Finally it was time for me to put together a trip I have been dreaming of doing since I started collecting points, so I called AGR to start the ball rolling. I was absolutely shocked (and extremely happy and excited) to learn that the roomette charge is all that is required! Yee-haw! That saves me up to 32,000 points from what I had long assumed! Suddenly I have many more points left over for even more trips than I had dreamed...this is fantastic! I am ecstatic!

Now I am thinking that AGR is in fact a great deal and will likely start shifting even more of my spending to my AGR card rather than my Delta SkyMiles AMEX card (which has done wonderful things for me as well...four free (other than taxes/fees) r/t tickets to Europe this summer, four r/t tickets to Yellowstone last summer and six r/t tickets to the Virgin Islands three years ago!). Previously I have used the AGR card only where AMEX isn't accepted.

The secret is putting ALL spending on the card...I almost never use cash for anything. Using cash or writing checks means lost points and lost opportunities. The danger, of course, is overspending and going into debt...that takes some self discipline, but I manage to pay off my balances every month, so interest charges are not an issue. I pay utility bills, property taxes, gas, groceries, even my kids' college tuition...everything possible with the card. An added benefit is the consumer protection advantage of most cards over using cash. I am amazed at how many people don't take full advantage of the points earning power of credit cards such as AGR.

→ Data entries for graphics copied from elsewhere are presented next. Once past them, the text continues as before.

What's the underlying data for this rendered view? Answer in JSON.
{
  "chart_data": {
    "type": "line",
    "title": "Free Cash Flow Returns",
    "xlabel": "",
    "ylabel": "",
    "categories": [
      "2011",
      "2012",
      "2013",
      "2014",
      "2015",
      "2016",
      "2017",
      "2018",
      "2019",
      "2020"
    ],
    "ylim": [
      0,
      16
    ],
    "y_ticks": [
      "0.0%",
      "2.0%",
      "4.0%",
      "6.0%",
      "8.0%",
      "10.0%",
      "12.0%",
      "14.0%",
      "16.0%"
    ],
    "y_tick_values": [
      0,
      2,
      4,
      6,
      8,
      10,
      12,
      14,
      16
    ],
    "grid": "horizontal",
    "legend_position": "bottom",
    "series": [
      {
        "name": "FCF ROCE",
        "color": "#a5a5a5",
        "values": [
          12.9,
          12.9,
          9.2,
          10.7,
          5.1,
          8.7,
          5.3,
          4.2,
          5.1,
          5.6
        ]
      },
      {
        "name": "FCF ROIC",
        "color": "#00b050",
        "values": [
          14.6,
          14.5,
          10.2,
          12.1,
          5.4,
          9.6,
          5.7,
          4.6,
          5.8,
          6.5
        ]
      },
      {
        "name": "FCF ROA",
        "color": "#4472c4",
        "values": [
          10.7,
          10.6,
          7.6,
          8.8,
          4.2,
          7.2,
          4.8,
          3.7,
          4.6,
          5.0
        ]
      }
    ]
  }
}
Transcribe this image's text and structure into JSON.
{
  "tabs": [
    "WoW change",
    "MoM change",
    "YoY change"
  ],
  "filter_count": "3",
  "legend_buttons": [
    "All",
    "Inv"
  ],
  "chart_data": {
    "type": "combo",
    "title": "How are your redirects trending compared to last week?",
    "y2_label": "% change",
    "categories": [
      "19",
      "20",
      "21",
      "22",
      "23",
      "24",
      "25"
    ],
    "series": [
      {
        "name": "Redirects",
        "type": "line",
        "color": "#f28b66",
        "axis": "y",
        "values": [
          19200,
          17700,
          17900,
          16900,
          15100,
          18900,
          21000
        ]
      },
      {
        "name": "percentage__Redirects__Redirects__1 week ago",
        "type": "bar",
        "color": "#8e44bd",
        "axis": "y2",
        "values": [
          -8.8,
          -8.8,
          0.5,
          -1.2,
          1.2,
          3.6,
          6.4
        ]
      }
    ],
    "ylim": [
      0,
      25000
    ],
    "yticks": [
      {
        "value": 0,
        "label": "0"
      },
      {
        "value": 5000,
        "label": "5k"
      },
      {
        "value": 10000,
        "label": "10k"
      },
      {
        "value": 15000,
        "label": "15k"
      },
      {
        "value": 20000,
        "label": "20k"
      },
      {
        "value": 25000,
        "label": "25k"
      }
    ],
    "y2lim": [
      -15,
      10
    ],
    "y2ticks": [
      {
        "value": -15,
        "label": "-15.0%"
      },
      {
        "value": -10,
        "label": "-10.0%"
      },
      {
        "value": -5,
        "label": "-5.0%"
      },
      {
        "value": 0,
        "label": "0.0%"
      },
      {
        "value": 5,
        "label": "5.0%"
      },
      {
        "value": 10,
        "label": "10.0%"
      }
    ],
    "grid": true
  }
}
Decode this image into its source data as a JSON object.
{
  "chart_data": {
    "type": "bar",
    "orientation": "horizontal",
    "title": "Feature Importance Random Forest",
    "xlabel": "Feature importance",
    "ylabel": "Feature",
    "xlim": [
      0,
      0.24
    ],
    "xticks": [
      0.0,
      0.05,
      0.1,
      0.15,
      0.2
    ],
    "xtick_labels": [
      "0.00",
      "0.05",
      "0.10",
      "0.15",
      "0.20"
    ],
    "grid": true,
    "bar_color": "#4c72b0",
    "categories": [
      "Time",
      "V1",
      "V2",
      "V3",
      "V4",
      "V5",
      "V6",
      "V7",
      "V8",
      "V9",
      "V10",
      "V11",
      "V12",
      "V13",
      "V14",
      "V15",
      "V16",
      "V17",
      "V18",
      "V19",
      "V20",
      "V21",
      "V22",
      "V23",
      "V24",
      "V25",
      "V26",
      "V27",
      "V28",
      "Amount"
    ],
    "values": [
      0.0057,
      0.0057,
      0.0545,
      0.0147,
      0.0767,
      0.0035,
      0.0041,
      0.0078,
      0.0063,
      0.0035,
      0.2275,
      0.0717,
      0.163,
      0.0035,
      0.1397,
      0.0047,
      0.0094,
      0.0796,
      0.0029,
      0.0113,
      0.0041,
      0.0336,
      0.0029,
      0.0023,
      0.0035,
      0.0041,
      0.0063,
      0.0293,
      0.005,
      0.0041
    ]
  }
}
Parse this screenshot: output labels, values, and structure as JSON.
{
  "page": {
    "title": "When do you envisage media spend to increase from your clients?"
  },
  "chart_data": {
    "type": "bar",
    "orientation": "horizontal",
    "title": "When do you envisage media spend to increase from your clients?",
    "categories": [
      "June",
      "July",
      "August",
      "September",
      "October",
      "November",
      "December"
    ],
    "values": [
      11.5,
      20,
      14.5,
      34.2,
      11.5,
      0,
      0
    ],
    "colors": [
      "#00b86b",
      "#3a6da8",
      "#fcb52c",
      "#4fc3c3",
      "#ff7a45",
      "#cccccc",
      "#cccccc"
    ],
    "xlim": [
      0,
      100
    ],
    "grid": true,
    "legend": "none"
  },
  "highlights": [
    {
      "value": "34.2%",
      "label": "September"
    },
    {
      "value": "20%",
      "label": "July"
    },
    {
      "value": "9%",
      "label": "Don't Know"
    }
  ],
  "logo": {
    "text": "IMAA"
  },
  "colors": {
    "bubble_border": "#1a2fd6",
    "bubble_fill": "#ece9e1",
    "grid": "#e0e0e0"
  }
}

Amtrak Guest Rewards absolutely ROCKS!


----------



## AlanB (Apr 25, 2008)

Yes, AGR is actually a pretty decent program overall. It has its flaws and pitfalls like any FF program, but when it comes to Amtrak travel its pretty generous. I especially like the limited blackout dates, and the fact that there are no capacity controls. If you call up today and it's the very last room on the train, it's still yours. So many FF's only put up X number of seats per plane and once they're gone, you loose. You go find a different flight, different day, different month.


----------



## the_traveler (Apr 25, 2008)

As you noted, I like the fact that an AGR award for a roomette costs the same for 1 or for 2. Thus a 1 zone coach award for 1 costs 5,500 points (plus meals) or for 2 costs 11,000 points (plus meals), but a 1 zone roomette for 2 costs only 15,000 points (*with meals included*)!


----------



## darien-l (Apr 25, 2008)

I made a similar incorrect assumption about AGR awards a few years back -- I thought that all awards were per person, and that point amounts for sleepers were quoted on a "per person based on double occupancy" basis that's so common in the travel industry. Thus, I thought that a 1-zone roomette award for two was 15,000 x 2 = 30,000 points. It just didn't make sense for a roomette to go for only slightly more than coach. Needless to say, I was also very happy to find out I was wrong.


----------



## JayPea (Apr 25, 2008)

Slow as I am to catch on :lol: it took me a few months to figure out that I was wasting opportunities to amass points by not putting everything on the AGR card. I, too, almost never use cash or write checks. I use the AGR card for almost everything. I've been careful never to carry a balance on it, though. Many years of not having enough always to cover everything has taught me to spend very carefully. And it makes it so much easier to budget knowing you'll have one big bill to pay once a month than a bunch of little ones scattered thoughout. I wish now I'd taken advantage of AGR earlier.


----------



## RailFanLNK (Apr 26, 2008)

I was under the false assumption (until Alan B chimed in) that a "roomette" from LNK to NYC I would have to book it out of CHI since I would be changing trains. He asked, "why aren't you booking a roomette from LNK all the way to NYC?" And thats when I found out its a roomette the WHOLE way. I was pleasantly suprised and found that AGR is a good way to work toward some inexpensive travel on Amtrak. Now...if they could get the online mall to work worth a crap........................


----------